A support group of Subject Matter Experts for the Steering Group was also formed with Paul Raines, BOM, and Raul Zambrano, BPPS, representing UNDP. The paper produced by the working group was reviewed and modified by the HLCM and HLCP to present the current paper, “UN System Internal Coordination Plan on Cybersecurity and Cybercrime.”

The CEB discussion will focus on the following five topics which comprise the final paper that should be approved:

1. Ensure effective UN system-wide internal preparation to cope with cyber threats, including policy and resource obstacles that may prevent agencies from acting together to jointly protect the UN system better through, for example, the inclusion of cybersecurity in risk assessment and risk management frameworks.

2. Integrate issues related to cybersecurity and cyber-threat into UN developing programming and the post-2015 development agenda.

3. Ensure internal coherence and coordination of the UN System at the country level and avoid duplication of efforts.

4. Support discussions, upon request, towards a better understanding of the need for cooperation in the field of cybersecurity.

5. Address agency requirements for balancing privacy and confidentiality when conducting their work.

UNDP acknowledges the crucial importance that cybersecurity and combating cybercrime have for developing countries building resilient societies.

As UNDP was the lead organization in drafting the positions on topics 2 and 3 and may be asked to take the lead in the discussion at the meeting.
The CEB is being asked to endorse the paper in its 19-21 November session in Washington, D.C.

Talking Points

  • The Administrator should open her remarks by thanking the experts working group and the members of both HLCM and HLCP for all of the hard work and coordination that went into producing the paper.
  • This paper is an essential first step in addressing the issues of cybersecurity and combating cybercrime, and It shows that the UN System can be a fit-for-purpose organization ready to rapidly solve the new challenges of the digital age.
  • UNDP supports integrating cybersecurity into programme planning since cybersecurity, cybercrime and privacy issues have become global issues that need to be addressed on a worldwide scale and in global forums.
  • Support the integration of cybersecurity into future development programming should include multi-stakeholder engagement and fostering issue-based coalitions as instruments to forge partnerships, beef-up capacities and identify resources.

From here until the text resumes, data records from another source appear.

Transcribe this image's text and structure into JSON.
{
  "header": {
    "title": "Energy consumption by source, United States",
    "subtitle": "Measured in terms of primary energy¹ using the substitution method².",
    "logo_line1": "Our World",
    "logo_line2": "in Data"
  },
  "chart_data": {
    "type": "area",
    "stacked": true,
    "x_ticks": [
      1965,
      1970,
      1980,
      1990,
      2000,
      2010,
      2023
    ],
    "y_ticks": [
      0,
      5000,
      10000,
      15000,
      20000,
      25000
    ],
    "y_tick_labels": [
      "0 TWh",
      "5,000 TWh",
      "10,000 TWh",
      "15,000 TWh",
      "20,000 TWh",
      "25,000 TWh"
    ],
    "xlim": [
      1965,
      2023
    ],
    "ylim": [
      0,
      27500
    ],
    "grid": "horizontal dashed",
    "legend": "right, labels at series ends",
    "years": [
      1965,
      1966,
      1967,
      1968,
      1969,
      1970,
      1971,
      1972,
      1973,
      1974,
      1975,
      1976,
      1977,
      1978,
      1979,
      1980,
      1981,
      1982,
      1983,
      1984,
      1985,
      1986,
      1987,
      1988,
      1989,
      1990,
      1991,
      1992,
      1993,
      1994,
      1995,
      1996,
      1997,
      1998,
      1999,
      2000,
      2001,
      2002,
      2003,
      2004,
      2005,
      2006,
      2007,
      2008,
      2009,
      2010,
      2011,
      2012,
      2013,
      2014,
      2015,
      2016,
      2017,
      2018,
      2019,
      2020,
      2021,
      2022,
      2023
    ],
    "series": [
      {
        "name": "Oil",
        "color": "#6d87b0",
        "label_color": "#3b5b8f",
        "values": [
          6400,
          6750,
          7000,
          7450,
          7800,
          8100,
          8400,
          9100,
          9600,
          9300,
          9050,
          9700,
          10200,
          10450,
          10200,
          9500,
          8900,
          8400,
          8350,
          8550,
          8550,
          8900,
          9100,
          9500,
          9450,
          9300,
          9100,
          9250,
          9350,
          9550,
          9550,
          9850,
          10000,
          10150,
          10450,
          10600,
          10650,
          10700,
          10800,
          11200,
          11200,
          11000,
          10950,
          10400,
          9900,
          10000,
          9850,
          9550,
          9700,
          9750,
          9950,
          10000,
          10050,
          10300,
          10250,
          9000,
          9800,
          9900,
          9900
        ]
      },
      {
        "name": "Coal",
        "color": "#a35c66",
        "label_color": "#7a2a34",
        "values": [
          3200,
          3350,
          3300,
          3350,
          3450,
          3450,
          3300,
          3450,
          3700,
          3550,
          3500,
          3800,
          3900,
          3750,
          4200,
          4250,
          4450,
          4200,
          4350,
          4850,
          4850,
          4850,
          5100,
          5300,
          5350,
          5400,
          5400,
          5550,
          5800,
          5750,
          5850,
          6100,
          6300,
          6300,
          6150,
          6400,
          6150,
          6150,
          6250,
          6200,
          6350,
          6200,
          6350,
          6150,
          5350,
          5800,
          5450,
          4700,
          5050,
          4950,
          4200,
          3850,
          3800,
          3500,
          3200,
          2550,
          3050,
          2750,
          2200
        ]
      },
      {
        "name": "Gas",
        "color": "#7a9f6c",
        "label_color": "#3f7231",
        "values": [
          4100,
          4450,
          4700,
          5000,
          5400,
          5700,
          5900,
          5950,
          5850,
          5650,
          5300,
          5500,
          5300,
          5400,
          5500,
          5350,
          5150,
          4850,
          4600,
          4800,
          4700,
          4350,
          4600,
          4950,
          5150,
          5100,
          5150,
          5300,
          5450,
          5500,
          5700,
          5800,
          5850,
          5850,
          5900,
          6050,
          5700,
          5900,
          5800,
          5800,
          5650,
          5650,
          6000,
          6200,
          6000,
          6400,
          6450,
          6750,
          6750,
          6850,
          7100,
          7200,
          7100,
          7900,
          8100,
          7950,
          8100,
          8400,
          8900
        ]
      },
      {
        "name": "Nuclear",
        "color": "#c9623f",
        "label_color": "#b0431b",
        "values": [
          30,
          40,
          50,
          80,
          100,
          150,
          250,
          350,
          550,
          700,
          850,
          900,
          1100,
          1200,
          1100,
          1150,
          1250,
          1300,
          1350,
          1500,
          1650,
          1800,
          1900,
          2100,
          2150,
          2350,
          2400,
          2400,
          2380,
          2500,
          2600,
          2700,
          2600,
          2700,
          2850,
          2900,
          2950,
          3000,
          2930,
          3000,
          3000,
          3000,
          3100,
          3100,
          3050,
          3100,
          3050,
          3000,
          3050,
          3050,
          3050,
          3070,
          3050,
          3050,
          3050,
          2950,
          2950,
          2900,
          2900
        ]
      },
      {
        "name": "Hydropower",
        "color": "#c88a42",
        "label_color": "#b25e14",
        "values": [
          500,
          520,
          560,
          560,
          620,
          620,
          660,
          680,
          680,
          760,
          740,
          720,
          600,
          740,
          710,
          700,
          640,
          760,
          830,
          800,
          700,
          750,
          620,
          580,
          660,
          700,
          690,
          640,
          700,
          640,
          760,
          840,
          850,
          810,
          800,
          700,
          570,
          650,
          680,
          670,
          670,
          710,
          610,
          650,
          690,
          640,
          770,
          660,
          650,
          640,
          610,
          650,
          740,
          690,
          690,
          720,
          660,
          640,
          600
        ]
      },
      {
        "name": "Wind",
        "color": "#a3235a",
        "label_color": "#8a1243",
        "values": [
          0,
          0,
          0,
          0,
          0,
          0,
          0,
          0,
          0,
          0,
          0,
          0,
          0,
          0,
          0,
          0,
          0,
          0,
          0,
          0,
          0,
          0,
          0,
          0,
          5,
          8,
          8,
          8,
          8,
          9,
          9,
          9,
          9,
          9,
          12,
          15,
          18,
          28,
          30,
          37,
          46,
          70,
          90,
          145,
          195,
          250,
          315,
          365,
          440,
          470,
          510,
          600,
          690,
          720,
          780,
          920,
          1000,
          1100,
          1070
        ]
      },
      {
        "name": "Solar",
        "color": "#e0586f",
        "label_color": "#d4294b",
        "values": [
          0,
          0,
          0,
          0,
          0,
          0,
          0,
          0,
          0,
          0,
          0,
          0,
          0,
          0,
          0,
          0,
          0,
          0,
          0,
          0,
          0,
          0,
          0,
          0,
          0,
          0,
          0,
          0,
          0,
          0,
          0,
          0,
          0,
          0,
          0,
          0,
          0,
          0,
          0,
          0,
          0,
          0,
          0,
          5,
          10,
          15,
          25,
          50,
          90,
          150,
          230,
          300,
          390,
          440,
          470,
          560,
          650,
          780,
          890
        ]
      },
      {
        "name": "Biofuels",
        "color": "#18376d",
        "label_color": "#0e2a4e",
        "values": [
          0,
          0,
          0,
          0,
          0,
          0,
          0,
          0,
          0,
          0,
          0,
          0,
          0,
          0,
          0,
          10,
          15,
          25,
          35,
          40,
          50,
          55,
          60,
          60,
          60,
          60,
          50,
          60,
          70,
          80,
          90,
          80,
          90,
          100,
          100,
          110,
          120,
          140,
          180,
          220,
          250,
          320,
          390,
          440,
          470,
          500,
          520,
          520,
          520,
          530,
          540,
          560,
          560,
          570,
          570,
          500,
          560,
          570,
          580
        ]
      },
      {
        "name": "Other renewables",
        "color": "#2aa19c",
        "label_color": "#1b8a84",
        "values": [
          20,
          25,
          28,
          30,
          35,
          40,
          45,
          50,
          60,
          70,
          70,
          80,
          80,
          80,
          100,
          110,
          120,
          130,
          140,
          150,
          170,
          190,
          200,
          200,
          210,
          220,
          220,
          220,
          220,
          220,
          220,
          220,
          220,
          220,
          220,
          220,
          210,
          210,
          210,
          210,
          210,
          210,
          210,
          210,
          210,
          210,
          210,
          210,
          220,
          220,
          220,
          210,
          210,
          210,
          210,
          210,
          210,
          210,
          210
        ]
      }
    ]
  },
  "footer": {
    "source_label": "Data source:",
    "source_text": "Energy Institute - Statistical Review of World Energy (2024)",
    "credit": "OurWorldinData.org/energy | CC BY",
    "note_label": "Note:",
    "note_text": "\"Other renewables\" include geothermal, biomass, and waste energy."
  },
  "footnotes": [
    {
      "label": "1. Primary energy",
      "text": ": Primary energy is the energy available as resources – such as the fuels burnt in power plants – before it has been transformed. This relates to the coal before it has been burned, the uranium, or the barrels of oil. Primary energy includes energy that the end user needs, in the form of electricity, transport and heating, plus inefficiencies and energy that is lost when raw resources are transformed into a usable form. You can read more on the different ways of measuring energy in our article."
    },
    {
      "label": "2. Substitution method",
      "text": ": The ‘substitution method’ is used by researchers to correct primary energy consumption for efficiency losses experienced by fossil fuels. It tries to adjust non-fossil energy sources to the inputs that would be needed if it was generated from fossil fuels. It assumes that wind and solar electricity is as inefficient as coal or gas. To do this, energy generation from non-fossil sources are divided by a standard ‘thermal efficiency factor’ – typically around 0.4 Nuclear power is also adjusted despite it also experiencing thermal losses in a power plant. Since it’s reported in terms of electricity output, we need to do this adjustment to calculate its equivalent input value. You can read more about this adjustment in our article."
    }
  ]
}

These topics are also very pertinent to the United Nations system given its mandate to promote peace and security, human rights and development. In this light, the UN can help to:

1. Raise awareness on the relevance of the issue to policy and decision makers at a high-level meeting, including UN gatherings

2. Facilitate the development of local networks of experts to provide technical expertise and advice on the issues based on local contexts and needs, on a demand-driven basis

3. Create communities of practice on cybersecurity and development, as well as the sharing of comparative case studies and compilations of successes and failures.


This is also directly related to the Connect 2020 resolution which supports the Busan Declaration and shares its values and visions. In particular, Goal 3 of that resolution called to “manage challenges resulting from the telecommunication/ICT development” and called for cybersecurity readiness to be improved by 40% by 2020.

Topic 3 advocates the best way for the UN System to achieve this objective. Accordingly, UNDP promotes internal coherence and coordination within the UN System at the country level for mainstreaming cybersecurity into development programming and avoiding any duplication of efforts. To reach this goal, UNDP supports:

1. Having the HLCM and HLCP, in consultation with existing mechanisms such as the United Nations Group on the Information Society (UNGIS) to appoint a lead agency or agencies to coordinate this effort on a rotating basis

2. Having the High-Level Committees promote cybersecurity programming with the support of a small technical team that could advise on relevant policies and processes within the UN system.

These simple measures should ensure that the UN system achieves its goals on cybersecurity and combating cybercrime in a timely and cost-efficient manner.

All in all, UNDP endorses the paper and its associated action plan.